Winding its endless filament of space-time around the sun, the earth swung this week squarely between the sun and the moon. Earth’s shadow did not turn the moon entirely dark, because enough sunlight was bent around the earth by atmospheric refraction to illuminate the satellite dimly. Since long red wavelengths of sunlight pass through layers of atmosphere more easily than short blue wavelengths, the color of the eclipsed moon was a dark, dull, coppery red.

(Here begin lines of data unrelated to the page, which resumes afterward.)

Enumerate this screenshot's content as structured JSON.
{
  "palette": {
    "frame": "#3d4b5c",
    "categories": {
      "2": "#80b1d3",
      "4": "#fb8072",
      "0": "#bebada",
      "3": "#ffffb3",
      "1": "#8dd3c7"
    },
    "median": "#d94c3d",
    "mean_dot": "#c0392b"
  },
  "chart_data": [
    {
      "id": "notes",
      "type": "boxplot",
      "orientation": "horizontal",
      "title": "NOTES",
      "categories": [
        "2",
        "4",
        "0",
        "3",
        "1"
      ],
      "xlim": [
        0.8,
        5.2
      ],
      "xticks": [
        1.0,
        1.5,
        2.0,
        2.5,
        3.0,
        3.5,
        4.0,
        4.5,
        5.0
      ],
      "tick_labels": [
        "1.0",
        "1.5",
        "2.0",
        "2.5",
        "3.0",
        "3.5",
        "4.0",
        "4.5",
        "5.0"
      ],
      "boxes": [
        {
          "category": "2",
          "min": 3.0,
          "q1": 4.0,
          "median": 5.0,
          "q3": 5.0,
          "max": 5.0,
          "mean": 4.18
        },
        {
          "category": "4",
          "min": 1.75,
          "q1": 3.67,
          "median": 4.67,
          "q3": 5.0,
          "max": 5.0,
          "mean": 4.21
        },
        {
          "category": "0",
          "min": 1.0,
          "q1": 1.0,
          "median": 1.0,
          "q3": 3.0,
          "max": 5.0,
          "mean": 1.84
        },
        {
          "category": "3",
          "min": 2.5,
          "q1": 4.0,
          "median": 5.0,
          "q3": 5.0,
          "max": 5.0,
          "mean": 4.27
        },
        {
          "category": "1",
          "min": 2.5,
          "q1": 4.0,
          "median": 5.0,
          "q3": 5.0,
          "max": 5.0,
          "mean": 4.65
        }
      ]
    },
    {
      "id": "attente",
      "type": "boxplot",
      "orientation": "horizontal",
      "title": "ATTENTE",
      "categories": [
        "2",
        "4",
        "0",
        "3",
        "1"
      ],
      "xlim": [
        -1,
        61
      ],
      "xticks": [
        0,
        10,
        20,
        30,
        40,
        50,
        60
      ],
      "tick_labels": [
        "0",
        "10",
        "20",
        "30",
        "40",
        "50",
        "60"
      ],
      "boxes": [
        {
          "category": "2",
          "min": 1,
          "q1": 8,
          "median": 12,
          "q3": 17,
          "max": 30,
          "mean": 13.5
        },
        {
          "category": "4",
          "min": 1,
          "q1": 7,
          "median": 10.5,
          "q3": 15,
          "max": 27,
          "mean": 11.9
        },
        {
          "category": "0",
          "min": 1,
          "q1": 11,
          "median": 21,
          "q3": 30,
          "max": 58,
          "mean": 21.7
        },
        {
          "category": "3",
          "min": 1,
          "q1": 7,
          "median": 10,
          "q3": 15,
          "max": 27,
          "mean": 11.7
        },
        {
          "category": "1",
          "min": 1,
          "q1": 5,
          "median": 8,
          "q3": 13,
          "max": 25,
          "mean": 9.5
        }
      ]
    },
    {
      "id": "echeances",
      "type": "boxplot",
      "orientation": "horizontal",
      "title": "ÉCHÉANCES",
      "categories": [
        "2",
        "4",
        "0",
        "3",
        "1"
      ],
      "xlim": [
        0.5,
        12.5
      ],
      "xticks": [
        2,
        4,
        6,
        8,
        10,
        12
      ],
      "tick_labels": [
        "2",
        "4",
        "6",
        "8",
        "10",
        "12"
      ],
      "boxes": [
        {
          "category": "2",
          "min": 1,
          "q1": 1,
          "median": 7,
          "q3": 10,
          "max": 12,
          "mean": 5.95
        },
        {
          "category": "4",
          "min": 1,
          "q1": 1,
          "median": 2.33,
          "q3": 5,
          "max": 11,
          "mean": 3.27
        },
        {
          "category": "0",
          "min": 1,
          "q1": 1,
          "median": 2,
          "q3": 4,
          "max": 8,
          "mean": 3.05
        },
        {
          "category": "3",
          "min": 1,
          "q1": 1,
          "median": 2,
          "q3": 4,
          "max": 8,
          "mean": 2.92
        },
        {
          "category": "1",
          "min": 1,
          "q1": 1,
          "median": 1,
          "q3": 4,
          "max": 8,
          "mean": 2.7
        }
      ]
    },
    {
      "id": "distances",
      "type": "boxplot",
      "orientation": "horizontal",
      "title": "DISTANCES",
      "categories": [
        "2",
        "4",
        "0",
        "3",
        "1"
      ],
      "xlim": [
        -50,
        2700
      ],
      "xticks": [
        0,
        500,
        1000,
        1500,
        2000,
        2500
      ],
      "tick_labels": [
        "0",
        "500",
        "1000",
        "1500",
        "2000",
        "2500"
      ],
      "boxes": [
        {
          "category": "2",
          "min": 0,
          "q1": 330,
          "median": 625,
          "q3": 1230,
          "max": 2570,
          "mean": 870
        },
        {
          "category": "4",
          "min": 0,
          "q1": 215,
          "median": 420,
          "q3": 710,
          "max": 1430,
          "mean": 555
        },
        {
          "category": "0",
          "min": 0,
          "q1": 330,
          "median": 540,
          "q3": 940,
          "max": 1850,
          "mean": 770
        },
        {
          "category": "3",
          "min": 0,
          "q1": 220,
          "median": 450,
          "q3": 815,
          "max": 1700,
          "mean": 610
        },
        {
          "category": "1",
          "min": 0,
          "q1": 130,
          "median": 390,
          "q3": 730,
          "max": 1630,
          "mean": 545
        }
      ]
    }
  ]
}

Though lunar eclipses are less frequent than solar eclipses, more people see them because the darkened moon is visible from a whole hemisphere of earth. Totality of this week’s lunar eclipse lasted 1 hr. 23 min. For a brief interval on the Atlantic seaboard a remarkable phenomenon was on view. The moon rose, fully eclipsed, six minutes before sunset. Thus for that time both bodies were visible where there was a clear view from horizon to horizon. Explanation :

Since the earth was directly between the sun and moon, the sun had actually set when the moon rose. But atmospheric refraction raises the sun’s apparent position in the sky by more than one of its diameters. Thus for six minutes after the eclipsed moon rose the sun’s image remained above the western horizon. This was the first time the Atlantic seaboard had seen such a thing in the 20th Century, although it was visible elsewhere in the U. S. in 1920, twice in 1913.